Somewhere on YouTube there’s a 2012 video of comedians James Adomian, Eddie Pepitone, and Todd Glass performing a spontaneous set outside of downtown’s New Jalisco Bar. The whole thing was caught on tape during the inaugural Riot LA Alternative Comedy Festival, a four-day smorgasbord of stand-up, panels, and screenings. It’s the type of intimate moment die-hard fans dream of: a chance to be fully ensconced in L.A.’s comedy scene rather than watch it unfold from the back of a theater. It’s also the type of moment Riot LA has built a rep on, one that’s catapulted the event from a scrappy Kickstarter-funded function to a fully sponsored phenomenon in only five years. This year’s roster (January 19 to 22) is as impressive as ever, with Ali Wong, Felipe Esparza, Nikki Glaser, and 90-year-old Mel Brooks on the bill.

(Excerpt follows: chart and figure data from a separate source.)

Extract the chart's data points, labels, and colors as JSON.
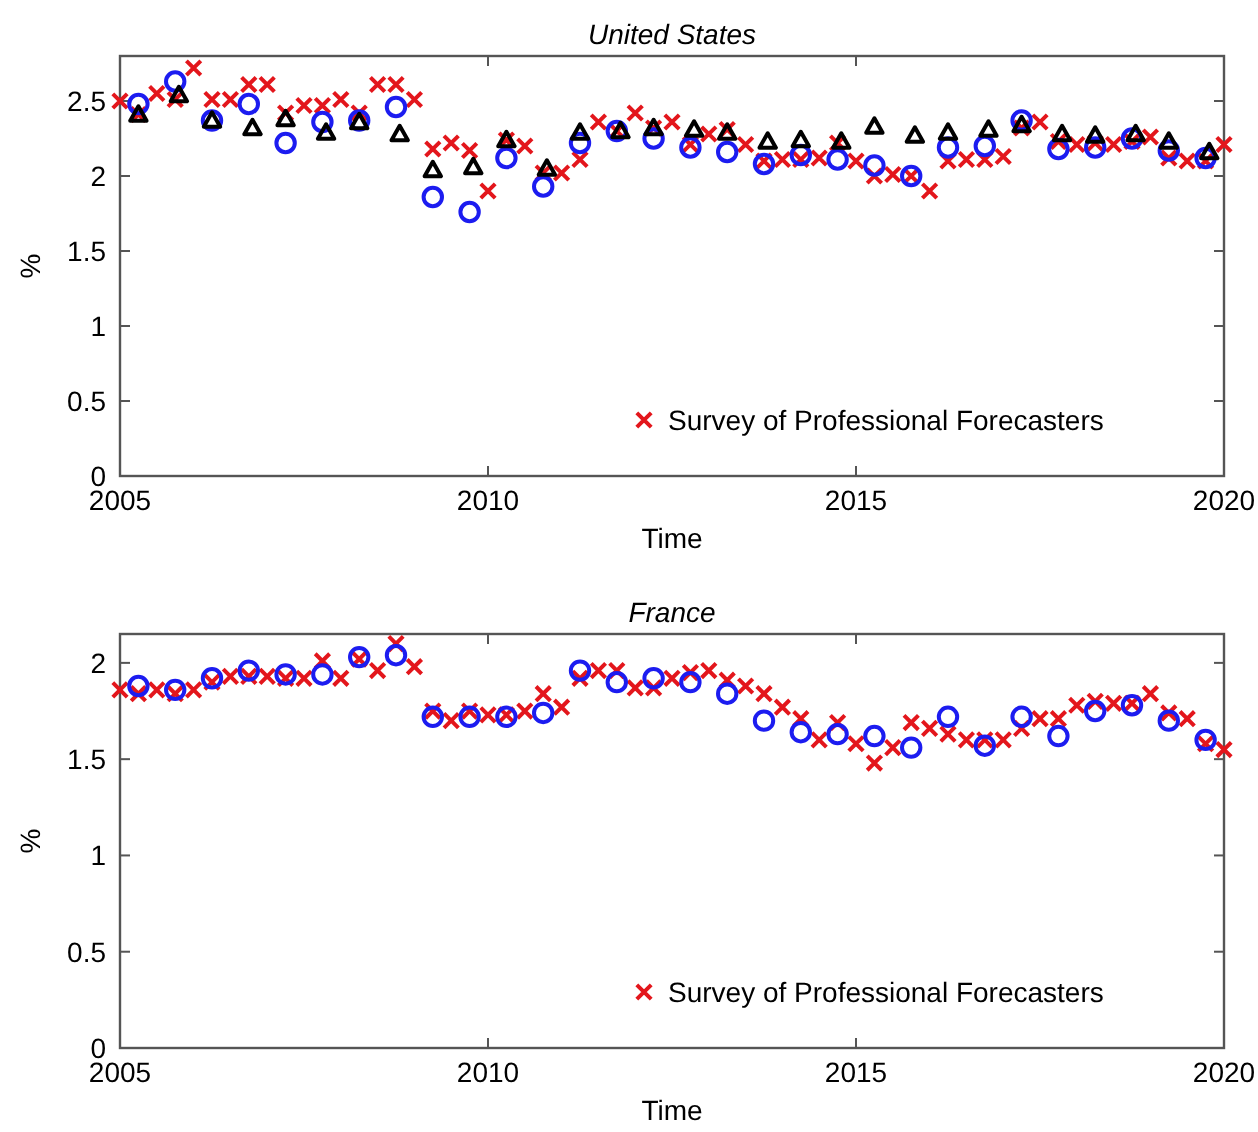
{
  "chart_data": [
    {
      "type": "scatter",
      "title": "United States",
      "xlabel": "Time",
      "ylabel": "%",
      "xlim": [
        2005,
        2020
      ],
      "xticks": [
        2005,
        2010,
        2015,
        2020
      ],
      "ylim": [
        0,
        2.8
      ],
      "yticks": [
        0,
        0.5,
        1,
        1.5,
        2,
        2.5
      ],
      "grid": false,
      "legend": "bottom right",
      "series": [
        {
          "name": "Survey of Professional Forecasters",
          "color": "#e3161c",
          "marker": "cross",
          "x": [
            2005,
            2005.25,
            2005.5,
            2005.75,
            2006,
            2006.25,
            2006.5,
            2006.75,
            2007,
            2007.25,
            2007.5,
            2007.75,
            2008,
            2008.25,
            2008.5,
            2008.75,
            2009,
            2009.25,
            2009.5,
            2009.75,
            2010,
            2010.25,
            2010.5,
            2010.75,
            2011,
            2011.25,
            2011.5,
            2011.75,
            2012,
            2012.25,
            2012.5,
            2012.75,
            2013,
            2013.25,
            2013.5,
            2013.75,
            2014,
            2014.25,
            2014.5,
            2014.75,
            2015,
            2015.25,
            2015.5,
            2015.75,
            2016,
            2016.25,
            2016.5,
            2016.75,
            2017,
            2017.25,
            2017.5,
            2017.75,
            2018,
            2018.25,
            2018.5,
            2018.75,
            2019,
            2019.25,
            2019.5,
            2019.75,
            2020
          ],
          "values": [
            2.5,
            2.41,
            2.55,
            2.51,
            2.72,
            2.51,
            2.51,
            2.61,
            2.61,
            2.42,
            2.47,
            2.47,
            2.51,
            2.42,
            2.61,
            2.61,
            2.51,
            2.18,
            2.22,
            2.17,
            1.9,
            2.24,
            2.2,
            2.02,
            2.02,
            2.11,
            2.36,
            2.3,
            2.42,
            2.32,
            2.36,
            2.21,
            2.28,
            2.31,
            2.21,
            2.1,
            2.11,
            2.11,
            2.12,
            2.22,
            2.1,
            2,
            2.01,
            2,
            1.9,
            2.1,
            2.11,
            2.11,
            2.13,
            2.32,
            2.36,
            2.23,
            2.21,
            2.22,
            2.21,
            2.23,
            2.26,
            2.12,
            2.1,
            2.1,
            2.21
          ]
        },
        {
          "color": "#1c1cf0",
          "marker": "circle",
          "x": [
            2005.25,
            2005.75,
            2006.25,
            2006.75,
            2007.25,
            2007.75,
            2008.25,
            2008.75,
            2009.25,
            2009.75,
            2010.25,
            2010.75,
            2011.25,
            2011.75,
            2012.25,
            2012.75,
            2013.25,
            2013.75,
            2014.25,
            2014.75,
            2015.25,
            2015.75,
            2016.25,
            2016.75,
            2017.25,
            2017.75,
            2018.25,
            2018.75,
            2019.25,
            2019.75
          ],
          "values": [
            2.48,
            2.63,
            2.37,
            2.48,
            2.22,
            2.36,
            2.37,
            2.46,
            1.86,
            1.76,
            2.12,
            1.93,
            2.22,
            2.3,
            2.25,
            2.19,
            2.16,
            2.08,
            2.14,
            2.11,
            2.07,
            2,
            2.19,
            2.2,
            2.37,
            2.18,
            2.19,
            2.25,
            2.17,
            2.12
          ]
        },
        {
          "color": "#000000",
          "marker": "triangle",
          "x": [
            2005.25,
            2005.8,
            2006.25,
            2006.8,
            2007.25,
            2007.8,
            2008.25,
            2008.8,
            2009.25,
            2009.8,
            2010.25,
            2010.8,
            2011.25,
            2011.8,
            2012.25,
            2012.8,
            2013.25,
            2013.8,
            2014.25,
            2014.8,
            2015.25,
            2015.8,
            2016.25,
            2016.8,
            2017.25,
            2017.8,
            2018.25,
            2018.8,
            2019.25,
            2019.8
          ],
          "values": [
            2.41,
            2.54,
            2.37,
            2.32,
            2.38,
            2.29,
            2.36,
            2.28,
            2.04,
            2.06,
            2.24,
            2.05,
            2.29,
            2.3,
            2.32,
            2.31,
            2.29,
            2.23,
            2.24,
            2.23,
            2.33,
            2.27,
            2.29,
            2.31,
            2.34,
            2.28,
            2.27,
            2.28,
            2.23,
            2.16
          ]
        }
      ]
    },
    {
      "type": "scatter",
      "title": "France",
      "xlabel": "Time",
      "ylabel": "%",
      "xlim": [
        2005,
        2020
      ],
      "xticks": [
        2005,
        2010,
        2015,
        2020
      ],
      "ylim": [
        0,
        2.15
      ],
      "yticks": [
        0,
        0.5,
        1,
        1.5,
        2
      ],
      "grid": false,
      "legend": "bottom right",
      "series": [
        {
          "name": "Survey of Professional Forecasters",
          "color": "#e3161c",
          "marker": "cross",
          "x": [
            2005,
            2005.25,
            2005.5,
            2005.75,
            2006,
            2006.25,
            2006.5,
            2006.75,
            2007,
            2007.25,
            2007.5,
            2007.75,
            2008,
            2008.25,
            2008.5,
            2008.75,
            2009,
            2009.25,
            2009.5,
            2009.75,
            2010,
            2010.25,
            2010.5,
            2010.75,
            2011,
            2011.25,
            2011.5,
            2011.75,
            2012,
            2012.25,
            2012.5,
            2012.75,
            2013,
            2013.25,
            2013.5,
            2013.75,
            2014,
            2014.25,
            2014.5,
            2014.75,
            2015,
            2015.25,
            2015.5,
            2015.75,
            2016,
            2016.25,
            2016.5,
            2016.75,
            2017,
            2017.25,
            2017.5,
            2017.75,
            2018,
            2018.25,
            2018.5,
            2018.75,
            2019,
            2019.25,
            2019.5,
            2019.75,
            2020
          ],
          "values": [
            1.86,
            1.84,
            1.86,
            1.84,
            1.86,
            1.9,
            1.93,
            1.93,
            1.93,
            1.92,
            1.92,
            2.01,
            1.92,
            2.02,
            1.96,
            2.1,
            1.98,
            1.75,
            1.7,
            1.75,
            1.73,
            1.73,
            1.75,
            1.84,
            1.77,
            1.92,
            1.96,
            1.96,
            1.87,
            1.87,
            1.92,
            1.95,
            1.96,
            1.91,
            1.88,
            1.84,
            1.77,
            1.71,
            1.6,
            1.69,
            1.58,
            1.48,
            1.56,
            1.69,
            1.66,
            1.63,
            1.6,
            1.6,
            1.6,
            1.66,
            1.71,
            1.71,
            1.78,
            1.8,
            1.79,
            1.79,
            1.84,
            1.74,
            1.71,
            1.58,
            1.55
          ]
        },
        {
          "color": "#1c1cf0",
          "marker": "circle",
          "x": [
            2005.25,
            2005.75,
            2006.25,
            2006.75,
            2007.25,
            2007.75,
            2008.25,
            2008.75,
            2009.25,
            2009.75,
            2010.25,
            2010.75,
            2011.25,
            2011.75,
            2012.25,
            2012.75,
            2013.25,
            2013.75,
            2014.25,
            2014.75,
            2015.25,
            2015.75,
            2016.25,
            2016.75,
            2017.25,
            2017.75,
            2018.25,
            2018.75,
            2019.25,
            2019.75
          ],
          "values": [
            1.88,
            1.86,
            1.92,
            1.96,
            1.94,
            1.94,
            2.03,
            2.04,
            1.72,
            1.72,
            1.72,
            1.74,
            1.96,
            1.9,
            1.92,
            1.9,
            1.84,
            1.7,
            1.64,
            1.63,
            1.62,
            1.56,
            1.72,
            1.57,
            1.72,
            1.62,
            1.75,
            1.78,
            1.7,
            1.6
          ]
        }
      ]
    }
  ]
}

Riot LA is the work of producer Abbey Londer, who wanted a fest that would, she says, “create a sense of community and celebration around the amazing comedy scene we have here.” In its earlier iterations, comedians performed in indie venues like the Smell; this year headliners are selling out theaters like the Ace Hotel and the Orpheum. Even so, Londer is determined to maintain the homespun vibe apparent in that old video. Fans and comedians can drink beers in a communal space known as “the Lot,” and cozier performances—such as Todd Barry’s crowd-work show—will be staged in smaller, unorthodox locations (think the cigar lounge at the Orpheum).
At a time when the city is losing some of its top-tier shows (RIP, the Meltdown), fests like Riot LA are what help our comedy landscape maintain a sense of authority. “It’s a treat,” Pepitone says of the event (he’s performed at every one). “L.A. becomes the center of the comedy universe for a bit.”
Aparna N’ Jo (Jan. 22)
Jo Firestone and Aparna Nancherla’s Web series, Womanhood, offers advice on everything from the perils of puberty to gracefully entering your “dirty thirties.” You’ll probably learn some helpful tips at their Orpheum show.
Head to Microsoft Theater for a screening of the 1974 classic. Comedy icon Mel Brooks, who cowrote, directed, and stars in the film, is on hand afterward for a Q&A. You don’t need no stinking badge, but you do need to buy a ticket in advance.
Literary Death Match (Jan. 21)
Four authors have less than seven minutes to read their most thrilling excerpt in front of a panel of judges, who provide witty commentary. Featuring Mary Lynn Rajskub, Whitney Cummings, Sam Richardson, Marco Ramirez, and Zach Anner.